JAKARTA (Realita) - Menteri Kesehatan Budi Gunadi Sadikin berseloroh, pria dengan ukuran jeans 33-34 lebih cepat menghadap Allah. Dokter konsultan metabolik menjelaskan makna di balik celetukan tersebut.
"Pokoknya laki-laki kalau beli celana jeans masih di atas 32-33. Ukurannya berapa celana jeans? 34-33. Sudah pasti obesitas. Itu menghadap Allah-nya lebih cepat, dibandingkan dengan yang celana jeans-nya 32," kata Menkes Budi,
Baca juga: Bahas Puskesmas, Menteri Kesehatan Budi Gunadi Temui Elon Musk
"Saya bukannya body shaming, tapi memang artinya begitu," tandasnya.
Saat menyinggung ukuran celana jeans, Menkes sebenarnya tengah membahas faktor risiko diabetes.

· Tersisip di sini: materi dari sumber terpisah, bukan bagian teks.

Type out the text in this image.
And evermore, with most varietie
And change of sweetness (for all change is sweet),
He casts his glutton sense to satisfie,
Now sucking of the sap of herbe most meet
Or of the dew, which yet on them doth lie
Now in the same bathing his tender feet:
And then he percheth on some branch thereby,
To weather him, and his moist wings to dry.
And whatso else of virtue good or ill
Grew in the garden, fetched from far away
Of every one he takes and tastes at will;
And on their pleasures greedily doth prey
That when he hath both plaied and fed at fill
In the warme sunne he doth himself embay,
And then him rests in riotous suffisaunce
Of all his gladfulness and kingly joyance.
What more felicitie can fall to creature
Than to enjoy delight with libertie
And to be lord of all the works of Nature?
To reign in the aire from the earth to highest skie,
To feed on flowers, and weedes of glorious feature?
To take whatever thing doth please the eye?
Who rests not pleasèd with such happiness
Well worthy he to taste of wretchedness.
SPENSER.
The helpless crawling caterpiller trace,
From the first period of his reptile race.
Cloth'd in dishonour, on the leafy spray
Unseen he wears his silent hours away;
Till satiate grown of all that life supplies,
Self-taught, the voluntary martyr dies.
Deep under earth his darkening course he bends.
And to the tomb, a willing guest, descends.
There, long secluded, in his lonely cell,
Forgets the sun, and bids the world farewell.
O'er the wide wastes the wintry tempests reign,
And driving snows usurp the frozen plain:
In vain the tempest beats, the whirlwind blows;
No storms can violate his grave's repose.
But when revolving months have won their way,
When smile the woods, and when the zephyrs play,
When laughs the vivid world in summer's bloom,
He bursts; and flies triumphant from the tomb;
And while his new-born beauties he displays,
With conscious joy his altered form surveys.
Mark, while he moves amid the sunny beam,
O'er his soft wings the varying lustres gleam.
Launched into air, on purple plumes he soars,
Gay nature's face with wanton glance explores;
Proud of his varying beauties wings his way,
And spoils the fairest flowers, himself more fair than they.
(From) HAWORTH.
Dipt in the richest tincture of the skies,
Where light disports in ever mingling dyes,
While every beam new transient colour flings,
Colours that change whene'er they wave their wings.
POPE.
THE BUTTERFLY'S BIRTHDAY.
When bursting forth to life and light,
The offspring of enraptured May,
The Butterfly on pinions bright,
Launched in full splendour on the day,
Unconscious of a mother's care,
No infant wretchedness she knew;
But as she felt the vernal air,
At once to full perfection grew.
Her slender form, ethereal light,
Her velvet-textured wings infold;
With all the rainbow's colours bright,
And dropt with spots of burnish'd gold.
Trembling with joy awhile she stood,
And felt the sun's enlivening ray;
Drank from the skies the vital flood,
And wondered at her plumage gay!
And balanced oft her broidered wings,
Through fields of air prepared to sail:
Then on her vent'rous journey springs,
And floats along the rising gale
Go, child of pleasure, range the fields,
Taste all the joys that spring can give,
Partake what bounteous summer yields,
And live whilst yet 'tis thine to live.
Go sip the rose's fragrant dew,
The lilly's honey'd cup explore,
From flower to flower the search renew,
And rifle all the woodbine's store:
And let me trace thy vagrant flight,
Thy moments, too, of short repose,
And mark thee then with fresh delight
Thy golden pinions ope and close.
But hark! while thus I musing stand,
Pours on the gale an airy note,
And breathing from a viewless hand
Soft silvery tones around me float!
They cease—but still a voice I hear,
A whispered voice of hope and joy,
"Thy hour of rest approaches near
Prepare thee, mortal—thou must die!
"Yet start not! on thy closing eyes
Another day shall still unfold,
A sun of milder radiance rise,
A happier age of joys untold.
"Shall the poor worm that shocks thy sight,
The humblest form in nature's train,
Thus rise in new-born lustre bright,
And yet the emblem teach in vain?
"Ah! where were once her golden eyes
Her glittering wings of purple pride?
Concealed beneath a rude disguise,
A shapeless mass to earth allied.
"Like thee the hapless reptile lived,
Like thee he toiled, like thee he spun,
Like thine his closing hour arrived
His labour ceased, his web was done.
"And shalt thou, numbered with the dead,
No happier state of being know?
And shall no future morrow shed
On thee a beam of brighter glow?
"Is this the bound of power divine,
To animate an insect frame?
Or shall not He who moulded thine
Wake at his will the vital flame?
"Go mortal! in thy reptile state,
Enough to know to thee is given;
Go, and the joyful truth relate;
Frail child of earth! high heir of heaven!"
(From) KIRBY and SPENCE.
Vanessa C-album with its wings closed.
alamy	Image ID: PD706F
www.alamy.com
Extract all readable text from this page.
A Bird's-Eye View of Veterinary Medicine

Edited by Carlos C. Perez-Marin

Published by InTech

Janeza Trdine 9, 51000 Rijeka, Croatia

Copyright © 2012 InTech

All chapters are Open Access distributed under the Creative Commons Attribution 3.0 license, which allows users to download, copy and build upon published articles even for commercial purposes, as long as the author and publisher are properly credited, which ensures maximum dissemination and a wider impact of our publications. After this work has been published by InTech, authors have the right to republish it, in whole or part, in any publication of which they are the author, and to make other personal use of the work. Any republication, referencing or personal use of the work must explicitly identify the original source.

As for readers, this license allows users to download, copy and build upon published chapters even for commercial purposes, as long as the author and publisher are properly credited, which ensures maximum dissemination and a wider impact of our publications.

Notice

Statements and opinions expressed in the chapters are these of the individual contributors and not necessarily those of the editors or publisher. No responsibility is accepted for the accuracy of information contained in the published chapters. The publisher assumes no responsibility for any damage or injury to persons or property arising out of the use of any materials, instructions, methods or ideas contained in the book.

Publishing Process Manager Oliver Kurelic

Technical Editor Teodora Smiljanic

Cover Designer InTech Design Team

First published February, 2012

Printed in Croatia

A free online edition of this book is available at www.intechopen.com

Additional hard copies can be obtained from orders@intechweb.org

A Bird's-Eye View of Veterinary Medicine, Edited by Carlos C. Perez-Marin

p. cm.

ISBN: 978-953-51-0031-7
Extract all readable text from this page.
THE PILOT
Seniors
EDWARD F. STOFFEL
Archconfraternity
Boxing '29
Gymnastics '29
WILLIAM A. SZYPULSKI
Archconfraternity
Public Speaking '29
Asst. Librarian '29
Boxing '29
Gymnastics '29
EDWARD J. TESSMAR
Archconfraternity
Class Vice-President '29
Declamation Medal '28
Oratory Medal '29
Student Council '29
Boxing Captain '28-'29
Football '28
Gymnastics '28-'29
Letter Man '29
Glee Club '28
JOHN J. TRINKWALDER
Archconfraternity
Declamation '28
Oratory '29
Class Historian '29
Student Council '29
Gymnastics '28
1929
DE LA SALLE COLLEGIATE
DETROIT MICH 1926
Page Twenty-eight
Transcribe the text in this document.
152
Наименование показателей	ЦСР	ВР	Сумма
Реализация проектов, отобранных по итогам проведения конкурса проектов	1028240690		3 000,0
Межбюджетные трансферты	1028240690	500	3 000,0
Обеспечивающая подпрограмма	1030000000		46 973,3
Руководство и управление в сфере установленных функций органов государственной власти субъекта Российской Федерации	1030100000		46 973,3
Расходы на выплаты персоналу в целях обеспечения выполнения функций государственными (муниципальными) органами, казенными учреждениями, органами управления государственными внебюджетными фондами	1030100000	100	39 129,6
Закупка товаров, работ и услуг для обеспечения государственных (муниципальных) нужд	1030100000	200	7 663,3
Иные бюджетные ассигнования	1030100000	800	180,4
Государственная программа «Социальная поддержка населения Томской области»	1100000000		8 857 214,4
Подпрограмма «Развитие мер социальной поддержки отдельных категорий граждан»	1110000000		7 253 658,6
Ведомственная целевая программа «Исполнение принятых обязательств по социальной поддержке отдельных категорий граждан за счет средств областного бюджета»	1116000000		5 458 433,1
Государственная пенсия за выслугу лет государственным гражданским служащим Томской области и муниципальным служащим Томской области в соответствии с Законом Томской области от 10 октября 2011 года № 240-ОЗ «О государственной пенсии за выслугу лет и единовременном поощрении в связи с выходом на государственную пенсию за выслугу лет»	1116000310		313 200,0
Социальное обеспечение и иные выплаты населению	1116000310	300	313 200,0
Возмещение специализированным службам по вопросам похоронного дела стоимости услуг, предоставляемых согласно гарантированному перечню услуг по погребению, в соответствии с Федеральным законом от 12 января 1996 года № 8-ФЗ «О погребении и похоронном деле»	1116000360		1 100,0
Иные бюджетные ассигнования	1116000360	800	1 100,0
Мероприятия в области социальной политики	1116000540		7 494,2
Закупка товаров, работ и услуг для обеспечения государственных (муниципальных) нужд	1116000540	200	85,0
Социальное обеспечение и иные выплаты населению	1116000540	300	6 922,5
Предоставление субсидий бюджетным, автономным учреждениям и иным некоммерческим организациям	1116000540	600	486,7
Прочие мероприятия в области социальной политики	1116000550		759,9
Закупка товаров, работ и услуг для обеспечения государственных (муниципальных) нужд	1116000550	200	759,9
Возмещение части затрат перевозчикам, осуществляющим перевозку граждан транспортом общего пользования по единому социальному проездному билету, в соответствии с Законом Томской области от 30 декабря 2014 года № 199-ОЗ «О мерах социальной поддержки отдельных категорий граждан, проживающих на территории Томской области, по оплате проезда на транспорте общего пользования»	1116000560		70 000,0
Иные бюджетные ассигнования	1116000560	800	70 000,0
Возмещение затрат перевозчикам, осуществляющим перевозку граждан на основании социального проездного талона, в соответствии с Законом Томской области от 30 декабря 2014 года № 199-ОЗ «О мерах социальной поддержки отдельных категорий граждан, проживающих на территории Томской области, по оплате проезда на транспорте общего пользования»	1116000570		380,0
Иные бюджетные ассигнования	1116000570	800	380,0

Konsultan endokrinologi, metabolisme, dan diabetes, Prof Dr dr Ketut Suastika, SpPD-KEMD, menjelaskan kaitannya dengan ukuran celana.
"Untuk obesitas ada 2 ukuran, pakai BMI (Body Mass Index) dan lingkar perut," jelas Prof Suas, sapaannya, saat dihubungi detikcom, Rabu (14/5/2025).
Baca juga: FDPKKB Minta Presiden dan Menkopolhukam Ingatkan Menkes Patuhi Putusan MK RI
Dengan BMI atau IMT (Indeks Massa Tubuh), obesitas ditandai dengan skor 25 kg/m2 ke atas. Skor ini didapat dari perbandingan berat badan dalam kg, dengan kuadrat tinggi badan dalam meter.
"Kalau pakai lingkar perut, untuk laki lebih dari 90 (cm) dan wanita lebih dari 80 cm. Ukuran celana 33-84 cm dan ukuran 34-87 cm," jelas Prof Suas.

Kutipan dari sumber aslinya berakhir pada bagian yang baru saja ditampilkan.